InícioAutarquiasPDL26: UM POÇO SEM FUNDO PARA O DINHEIRO DOS CONTRIBUINTES

PDL26: UM POÇO SEM FUNDO PARA O DINHEIRO DOS CONTRIBUINTES

É inadmissível que, em Ponta Delgada, mais de 5,3 milhões de euros de dinheiro público estejam a ser gastos sem a transparência que os cidadãos merecem, sem fiscalização efectiva e sob um constante clima de dúvidas, contradições e falta de esclarecimentos.
Na última reunião da Câmara Municipal de Ponta Delgada, foi abordada a revisão do contrato programa da Capital Portuguesa da Cultura – PDL26, que na prática, significa que a autarquia iria avançar com dois milhões de euros que deveriam já ter sido assegurados através de financiamento do Turismo de Portugal e do PO Açores 20230.
Apesar da insistência do vereador Pedro Rodrigues relativamente ao financiamento, aos riscos financeiros e se haveria retorno destas verbas caso fosse conseguido o financiamento, o Presidente da Câmara de Ponta Delgada optou por não esclarecer estas questões fundamentais.

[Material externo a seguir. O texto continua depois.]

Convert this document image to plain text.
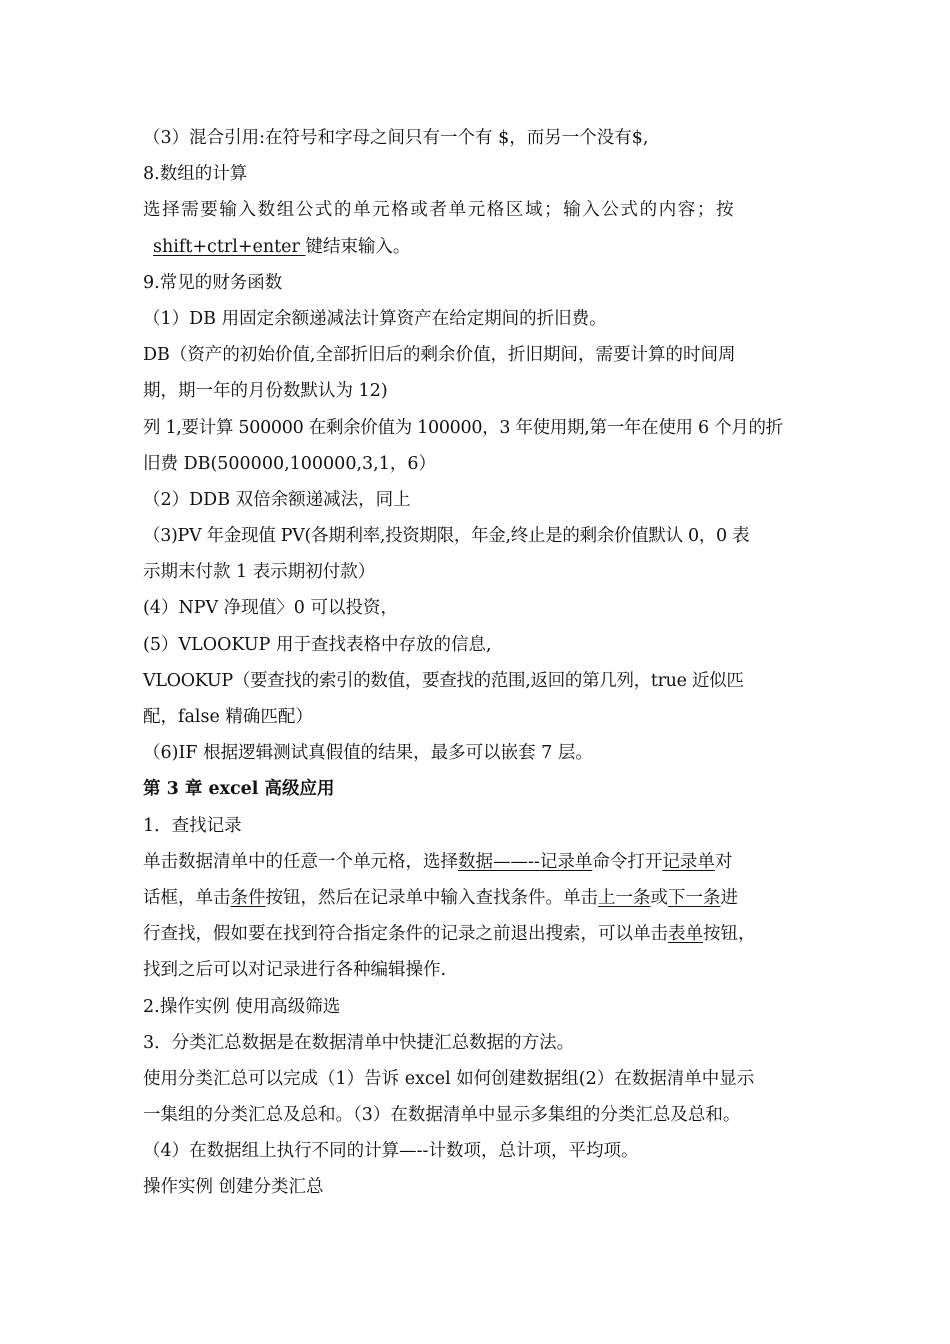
（3）混合引用:在符号和字母之间只有一个有 $，而另一个没有$,
8.数组的计算
选择需要输入数组公式的单元格或者单元格区域；输入公式的内容；按
shift+ctrl+enter 键结束输入。
9.常见的财务函数
（1）DB 用固定余额递减法计算资产在给定期间的折旧费。
DB（资产的初始价值,全部折旧后的剩余价值，折旧期间，需要计算的时间周
期，期一年的月份数默认为 12)
列 1,要计算 500000 在剩余价值为 100000，3 年使用期,第一年在使用 6 个月的折
旧费 DB(500000,100000,3,1，6）
（2）DDB 双倍余额递减法，同上
（3)PV 年金现值 PV(各期利率,投资期限，年金,终止是的剩余价值默认 0，0 表
示期末付款 1 表示期初付款）
(4）NPV 净现值〉0 可以投资，
(5）VLOOKUP 用于查找表格中存放的信息,
VLOOKUP（要查找的索引的数值，要查找的范围,返回的第几列，true 近似匹
配，false 精确匹配）
（6)IF 根据逻辑测试真假值的结果，最多可以嵌套 7 层。
第 3 章 excel 高级应用
1．查找记录
单击数据清单中的任意一个单元格，选择数据——--记录单命令打开记录单对
话框，单击条件按钮，然后在记录单中输入查找条件。单击上一条或下一条进
行查找，假如要在找到符合指定条件的记录之前退出搜索，可以单击表单按钮，
找到之后可以对记录进行各种编辑操作.
2.操作实例 使用高级筛选
3．分类汇总数据是在数据清单中快捷汇总数据的方法。
使用分类汇总可以完成（1）告诉 excel 如何创建数据组(2）在数据清单中显示
一集组的分类汇总及总和。（3）在数据清单中显示多集组的分类汇总及总和。
（4）在数据组上执行不同的计算—--计数项，总计项，平均项。
操作实例 创建分类汇总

O CHEGA não está contra a cultura, nem contra o Coliseu Micaelense. O que o CHEGA recusa é a ideia de que mais de dois milhões de euros dos contribuintes possam ser aprovados sem respostas claras sobre este financiamento.
A votação demonstra que as dúvidas levantadas pelo CHEGA não eram isoladas. Nem sequer a proposta conseguiu reunir o apoio dos vereadores do Partido Socialista, que tantas vezes têm viabilizado propostas do executivo PSD, evidenciando a falta de consenso em torno de uma operação financeira desta dimensão.
Durante a discussão do assunto, o Presidente da Câmara Municipal de Ponta Delgada não respondeu às questões levantadas pelos vereadores nem prestou os esclarecimentos que uma matéria desta importância exigia. Em vez disso, optou por remeter as respostas para a Comissária da PDL26.
Num evento desta dimensão, o Presidente da Câmara não pode esconder-se atrás de técnicos, comissários ou entidades externas quando estão em causa milhões de euros dos contribuintes. A responsabilidade política é do executivo municipal e, em particular, do seu Presidente. Até porque, continua por demonstrar qual a percentagem deste investimento que beneficia efectivamente a cultura Açoriana, os artistas Açorianos, as associações culturais locais e os eventos que representam a verdadeira identidade cultural dos Açores.
“Onde estão as salas cheias? Onde está o impacto prometido? Onde estão os agentes culturais Açorianos nesta programação? Onde está a divulgação capaz de justificar os milhões já comprometidos?”, questiona o CHEGA que reforça que a meio de 2026, continuamos sem respostas claras. “Há candidaturas por lançar, projectos por concretizar e uma crescente sensação de que tudo foi vendido aos micaelenses como um grande acontecimento que afinal não passa de uma enorme operação de propaganda paga pelos contribuintes”, refere o CHEGA.
O dinheiro público não pertence ao Presidente da Câmara, não pertence ao executivo e não pertence a qualquer partido político. O dinheiro público pertence aos munícipes de Ponta Delgada e deve ser gerido com rigor, transparência e responsabilidade.
O CHEGA não pode também deixar passar em branco o facto da Comissária da PDL26 ter considerado uma “total irresponsabilidade” a votação contra a revisão do contrato programa da Capital Portuguesa da Cultura – PDL26. Irresponsabilidade é prometer aos agentes culturais, a maioria de fora da Região, que vão ter financiamento para os espectáculos quando afinal é preciso ainda apresentar candidaturas para garantir o financiamento.
O CHEGA continuará a fazer aquilo que os munícipes esperam da oposição: fiscalizar, questionar e exigir prestação de contas sempre que estejam em causa milhões de euros de recursos públicos.